If we assume that the stone rises and falls the same distance, the stone rises for 4 seconds. As the stone rises to its maximum height, its velocity decreases from 12 m/s to 0 m/s. Use the following equation to determine g. vf = vi – g * t

0 = 12 – g * 4, g = 3 m/s^2

Now we can use this value of g to determine the mass of the planet. Use the following equation.

Fg = G * M * m ÷ d^2

Fg is the weight of the stone

m * g = G * M * m ÷ d^2

g = G * M ÷ d^2

3 = G * M ÷ d^2

G = 6.67 * 10^-11

M = mass of planet

d = radius of the planet

3 = 6.67 * 10^-11 * M ÷ r^2

M = 3 * r^2 ÷ 6.67 * 10^-11

Use the following equation to determine the radius.

C = 2 * π * r

2 * 10^5 = 2 * π * r

r = 1 * 10^5/π ≈ 3.183098862 * 10^4 m

M = 3 * (1 * 10^5/π)^2 ÷ 6.67 * 10^-11 = 4.557174677 * 10^19 kg

Check:

3 = 6.67 * 10^-11 * 4.557174677 * 10^19 ÷ (1 * 10^5/π)^2

3 = 3.000001378

This proves that mass is correct.

Additional Details

Also the full question is this-

Your starship lands on a mysterious planet. You decide to throw a 2.50kg stone upward at 12m/s, which takes 8 seconds to land again. The circumference of the equator is 2.00E5. Find the mass of the planet and the time it would take to orbit the planet at 30,000 km above the surface.

Let’s determine the radius of the orbit. Radius = radius of planet + altitude

Let’s convert the altitude to meters by multiplying by 1000. A = 3 * 10^7 m

Radius = 1 * 10^5/π + 3 * 10^7 ≈ 3.003183099 * 10^7

The time to orbit is equal to the length of the obit divided by the velocity of the object. The length of the obit is equal to the circumference of the orbit.

Time = 2 * π * r ÷ v

Since the orbit is circular, the gravitational force is equal to the centripetal force

m * v^2 = G * M * m ÷ d^2

v^2 = G * M ÷ d^2

v = √(G * M ÷ d^2)

d = radius of the orbit

v = √(G * M ÷ r^2)

Time = 2 * π * r ÷ √(G * M ÷ r^2)

T^2 = 4 * π^2 * r^2 ÷ (G * M ÷ r^2)

T^2 = 4 * π^2 * r^3 ÷ (G * M)

r = 1 * 10^5/π + 3 * 10^7 ≈ 3.003183099 * 10^7

4 * π^2 * r^3 = 4 * π^2 * (3.003183099 * 10^7)^3 = 1.069313797 * 10^24

(G * M) = 6.67 * 10^-11 * 3 * (1 * 10^5/π)^2 ÷ 6.67 * 10^-11

(G * M) = 3 * (1 * 10^5/π)^2 = 3.039635509 * 10^9

T^2 = 1.069313797 * 10^24 ÷ 3.039635509 * 10^9

T = √(1.069313797 * 10^24 ÷ 3.039635509 * 10^9)

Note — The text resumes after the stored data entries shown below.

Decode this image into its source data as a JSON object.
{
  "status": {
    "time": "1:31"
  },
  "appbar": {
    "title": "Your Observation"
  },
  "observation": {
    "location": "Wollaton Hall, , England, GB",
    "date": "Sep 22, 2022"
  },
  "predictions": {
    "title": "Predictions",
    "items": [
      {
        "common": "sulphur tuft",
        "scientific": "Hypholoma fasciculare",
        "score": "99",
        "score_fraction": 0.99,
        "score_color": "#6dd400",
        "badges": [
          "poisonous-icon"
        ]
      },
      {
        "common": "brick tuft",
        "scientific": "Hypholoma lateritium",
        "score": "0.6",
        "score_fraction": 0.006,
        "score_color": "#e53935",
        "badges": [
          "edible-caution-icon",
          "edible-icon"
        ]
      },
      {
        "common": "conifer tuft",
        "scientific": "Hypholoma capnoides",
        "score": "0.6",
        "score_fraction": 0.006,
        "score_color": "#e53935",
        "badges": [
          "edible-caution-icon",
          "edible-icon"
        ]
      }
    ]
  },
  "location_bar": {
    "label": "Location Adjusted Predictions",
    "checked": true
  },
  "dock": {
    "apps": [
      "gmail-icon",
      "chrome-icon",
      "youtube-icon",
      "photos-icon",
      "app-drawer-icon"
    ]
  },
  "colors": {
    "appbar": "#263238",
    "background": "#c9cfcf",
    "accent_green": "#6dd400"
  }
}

T = 1.875606938 * 10^7 seconds

Check:

T^2 = 4 * π^2 * r^3 ÷ (G * M)

(1.875606938 * 10^7)^2 = 4 * π^2 * (3.003183099 * 10^7)^3 ÷ 3 * (1 * 10^5/π)^2

3.517901386 * 10^14 = 1.069313797 * 10^24 ÷ 3.039635509 * 10^9

3.517901386 * 10^14 = 3.157901385 * 10^14

Since these answers are almost the same, I believe the period is correct.